I couldn’t decide if this was good or bad. It was good, because the police got discouraged whenever they started working with Perfect Killer cases. And it was bad because calling this a Perfect Killer case would link the Perfect Killer entity personally to Michael, narrowing the list of suspects to include me.
“Serial killers like the Perfect Killer have a consistent modus operandi, at least in terms of the letters. The Perfect Killer would leave a letter. This isn’t your problem. This isn’t your murder to worry about,” the policewoman said with a sigh.
“Are you sure?” he asked uneasily. She didn’t reply. She wasn’t sure.
I sobbed into my hand to break the silence.
“Anyway—” the policewoman started.
“Kit!” I heard my mom yelp. I turned slowly to see her at the end of the hallway running toward me, pushing her way between police officers, barreling in my direction until she reached me, stumbled over Alex, and threw her arms dramatically around my neck.
“Oh my God, Kit, darling, are you all right? I was stuck in Brussels—I’m sorry I couldn’t get here sooner!”
She wasn’t any happier to see me than I was to see her. But we put on a good show. I wrapped my arms around her back and wailed into her shoulder. She looked around at Alex, nodding thankfully to him with little tears at the edges of her eyes—she had eye drops—and then looked at the policewoman.
“I’m Vienna Ward, Kit’s mother. Can this wait?” she asked pleadingly. “Kit’s tired, mentally exhausted, everything. She needs to go home and get some rest. She can’t handle this right now.”
“Yes, she can go home, Mrs. Ward,” the policewoman said after a moment’s hesitation, closing her notepad. “We’ll contact her later if we have any more questions.”
“Thank you.” She nodded to the policewoman, then to Alex, and began to lead me down the hallway. This time the police officers scattered as she came through, and she didn’t have to weave between them. She took my hand as we began to walk down the stairs.
She took it in a death grip, digging her nails into my palm, making me wince. My eyes teared up from the pain. I let myself cry—this was an appropriate time for it. Her face looked benign and distraught, but through her grip I could feel the fury and the danger inside her. Sometimes I forgot that she, too, was a killer. It was a rather foolish thing to do.
When we reached the second floor, Dr. Marcell was there, standing with a group of other teachers across the hallway.
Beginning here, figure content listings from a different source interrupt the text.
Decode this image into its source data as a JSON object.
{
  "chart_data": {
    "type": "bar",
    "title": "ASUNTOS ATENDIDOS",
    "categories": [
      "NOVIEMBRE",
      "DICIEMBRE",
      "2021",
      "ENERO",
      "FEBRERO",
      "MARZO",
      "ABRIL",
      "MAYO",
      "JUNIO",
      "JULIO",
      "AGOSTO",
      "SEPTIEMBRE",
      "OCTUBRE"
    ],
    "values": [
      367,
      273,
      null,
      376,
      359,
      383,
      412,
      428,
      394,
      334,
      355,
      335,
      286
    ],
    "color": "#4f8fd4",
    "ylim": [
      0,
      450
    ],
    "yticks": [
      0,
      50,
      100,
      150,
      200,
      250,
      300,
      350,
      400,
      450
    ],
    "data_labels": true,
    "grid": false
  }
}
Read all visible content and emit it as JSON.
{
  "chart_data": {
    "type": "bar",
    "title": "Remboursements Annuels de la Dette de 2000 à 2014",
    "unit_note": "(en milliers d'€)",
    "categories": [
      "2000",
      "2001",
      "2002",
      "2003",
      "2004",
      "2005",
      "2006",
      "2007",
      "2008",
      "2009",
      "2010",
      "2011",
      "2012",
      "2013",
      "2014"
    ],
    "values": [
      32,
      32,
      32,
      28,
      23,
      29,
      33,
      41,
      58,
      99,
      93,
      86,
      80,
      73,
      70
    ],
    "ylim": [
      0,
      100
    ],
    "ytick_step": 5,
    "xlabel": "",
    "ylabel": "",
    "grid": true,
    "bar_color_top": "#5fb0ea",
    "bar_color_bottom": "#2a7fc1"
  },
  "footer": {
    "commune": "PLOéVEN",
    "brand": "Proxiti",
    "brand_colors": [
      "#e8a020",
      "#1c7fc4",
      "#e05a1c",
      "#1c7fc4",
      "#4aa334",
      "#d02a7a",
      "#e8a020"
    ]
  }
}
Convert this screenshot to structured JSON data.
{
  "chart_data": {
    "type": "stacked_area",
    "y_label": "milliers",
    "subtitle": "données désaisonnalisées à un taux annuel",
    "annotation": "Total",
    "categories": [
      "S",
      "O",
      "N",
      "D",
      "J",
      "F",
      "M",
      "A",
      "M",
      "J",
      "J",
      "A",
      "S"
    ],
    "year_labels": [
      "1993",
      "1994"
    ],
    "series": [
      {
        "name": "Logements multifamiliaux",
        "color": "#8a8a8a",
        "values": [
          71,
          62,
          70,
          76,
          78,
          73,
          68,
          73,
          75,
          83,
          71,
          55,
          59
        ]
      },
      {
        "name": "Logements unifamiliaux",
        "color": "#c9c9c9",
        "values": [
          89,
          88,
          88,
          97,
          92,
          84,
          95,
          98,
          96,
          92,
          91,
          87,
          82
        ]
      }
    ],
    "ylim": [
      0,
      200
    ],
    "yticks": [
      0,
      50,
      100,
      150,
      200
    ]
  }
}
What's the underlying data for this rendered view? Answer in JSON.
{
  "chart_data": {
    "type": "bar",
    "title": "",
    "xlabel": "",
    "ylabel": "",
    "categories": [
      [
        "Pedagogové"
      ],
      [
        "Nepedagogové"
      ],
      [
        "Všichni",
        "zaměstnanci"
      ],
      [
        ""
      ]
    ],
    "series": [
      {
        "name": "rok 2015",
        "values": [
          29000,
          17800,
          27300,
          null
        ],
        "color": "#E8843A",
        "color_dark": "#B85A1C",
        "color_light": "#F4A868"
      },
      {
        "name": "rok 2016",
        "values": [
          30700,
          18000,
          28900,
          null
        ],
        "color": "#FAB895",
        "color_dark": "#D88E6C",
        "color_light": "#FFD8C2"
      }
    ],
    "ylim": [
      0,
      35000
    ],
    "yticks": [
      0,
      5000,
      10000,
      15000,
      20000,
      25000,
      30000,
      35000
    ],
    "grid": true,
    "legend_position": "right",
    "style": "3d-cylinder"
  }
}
All of them turned toward us quietly, some with morbid interest, others with pity—
Dr. Marcell looked with suspicion.
It wasn’t even the mere spark of suspicion that she had looked at me with before. It was a full-fledged thought in her mind. I could see easily what she was thinking.
Did she do it?
Yes, I did.
Suspicion and doubt burned in her eyes like wildfire, raging and destructive, with not a shred of pity. She looked over me from head to toe as my mom and I turned to walk down the next flight of stairs.
I wondered if she had noticed that my eyes were barely red, that I had barely been crying.